Egyptian Kingdoms from the old to the new had their own individual styles. The Egyptians always had a fascination with the afterlife. They must have looked at the short time spent in this life, and the length of time spent in the afterlife, and considered it of the utmost importance. That was an attitude that did not change from the old to the new kingdom. Their style did, however, change. The pyramids and their sculptures were an expression of the power of the pharaohs. It assured his passage into the afterlife, and his comfort there. Their art portrayed the pharaohs power, and his connection to the throne. They were considered gods, and the art and anything connected with them expressed this idea.
The Old Kingdom was from c.2649-2150 BC . The pharaohs were idealized, and given great dignity. The seated statue of Khafre demonstrates this. The statue was found in his temple, and was thought to embody his ka. He is seated in a royal posture with both hands on his lap with his right hand in a fist, and his left hand laying flat on his knee. There is no space between the body, and the throne, and this unites him with it. His gods surround him to show his right to the power he maintained. The sculpture is unified and balanced showing divinity. He,like all pharaohs, was considered a god. There are eighty odd pyramids that exist with the largest being the pyramid of Khufu. Three of them are from Old Kingdom pharaohs, and are the most impressive.
The Middle Kingdom lasted from c1991-1700 BC, and during this period the pharaoh was showing a connection to his people. The political turbulence of this period had left doubt as to the pharaohs divine power, and the style was less imposing. Sesostris lll considered himself to be the shepherd of the people. He was concerned about his subjects. There are lines of worry between his eyes. More personality is allowed to show through in the art of this period. Sculptures were more naturalist, and less imposing. Their bodies were more rounded, and their faces were more expressive.
The New Kingdom covered the years from c.1550-1070 BC. During this period the pharaohs reestablished control of the country, and expanded to regions around them. It is during this time that the mortuary temples became a place where the pharaoh's patron deities were worshiped, and after the pharaoh's death he was also worshiped there.
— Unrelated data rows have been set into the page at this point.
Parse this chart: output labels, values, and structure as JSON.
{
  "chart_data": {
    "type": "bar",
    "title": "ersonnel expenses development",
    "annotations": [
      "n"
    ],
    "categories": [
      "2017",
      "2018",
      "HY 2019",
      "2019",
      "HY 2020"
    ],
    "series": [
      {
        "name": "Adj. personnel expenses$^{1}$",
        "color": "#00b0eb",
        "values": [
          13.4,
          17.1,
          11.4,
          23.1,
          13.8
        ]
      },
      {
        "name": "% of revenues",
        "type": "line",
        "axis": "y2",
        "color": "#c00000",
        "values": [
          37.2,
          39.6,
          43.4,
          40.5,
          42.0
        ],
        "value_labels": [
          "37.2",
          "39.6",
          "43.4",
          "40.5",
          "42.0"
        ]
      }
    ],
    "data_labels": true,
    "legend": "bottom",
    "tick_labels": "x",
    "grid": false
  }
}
The Amarna period (c.1349-1356 BC) was when Amenhotep lV set up a monotheistic religious system. Most of the Egyptian Kingdoms before and after his reign were polytheistic. His religious system was not popular. He worshiped the god Aten, and changed his name to Akhenaten. He did not consider himself to be a god , but a priest for his god. He moved his capital down the Nile where he built a temple to Aten. The style of art became more elongated, thin, pot bellied, and curvilinear. He still had himself portrayed as pharaoh with the crook, flail, and headdress of a pharaoh.
The cartouches were carved into his body. All the art is more naturalistic. There is a small relief that shows Akhenaten and Nefertiti playing with their three children which was done with naturalism that was unusual for Egyptian royalty. At the end of his reign Egypt went back to its old ways and religions, and the style began to return to something similar to that of the Old Kingdom.
The Old Kingdom was known as the age of pyramids. Their construction advanced from mastabas to the step pyramid which was a geometric form. They used limestone and granite to create large funerary temples for the royal family. It was during this time that Egypt had a long period of stability. During this period artists worked for the state or rich patrons. Most of the sculptures that were preserved were from tombs or temples.
There were significant changes in architecture which effected their society and economy. Imhotep was the architect to king Zoser. He started using stone to build, and create a new form of pyramid. There were many large building projects by the pharaohs. Building a pyramid was a great feat of engineering and organization. It is believed that gangs of a hundred thousand men worked three months in rotations completing building projects. The projects were major undertakings, but they were able to create many large building projects.
The Egyptians proportional system enabled them to build projects from small statues to the Great Sphinx. The system could also be used for paintings, reliefs, and free standing sculptures. It was a very workable system, and we still use it in art today. It had to include certain proportions in order to work on different scales.These proportions were based on the human body. There were originally eighteen grids that were later changed to twenty-one. Grids made a framework on which to create an art project. It is the relationship between the grid, and the project that make it possible to create the piece of art. The design is divided into grids both vertically and horizontally. This allows for an aesthetically pleasing piece of art, and it allows an artist to make duplicate copies or adjust its size up or down.
It was during the New Kingdom that they built the most impressive temples in Nubia. Their tombs were impressive,but the temples in the New Kingdom were built in the hypo-style, and were impressive. They were built with the post and lintel system. One is located in Karnak, Egypt. At Abu Simbel, Nubia is the temple of Ramses ll with the rock cut facade of four huge statues of Ramses ll. His gods were Amon and Ra. His goal was to impress on the Nubians his identification with these gods, and Egypt's domination over them.
The Egyptian Kingdoms from the old to the new had their own individual style. Each one portrayed the political and religious climate of their time. Even with the style changes their art has been enduring. We get a feeling for the power that belonged to the pharaohs as we gaze on the pyramids, and the art that was produced.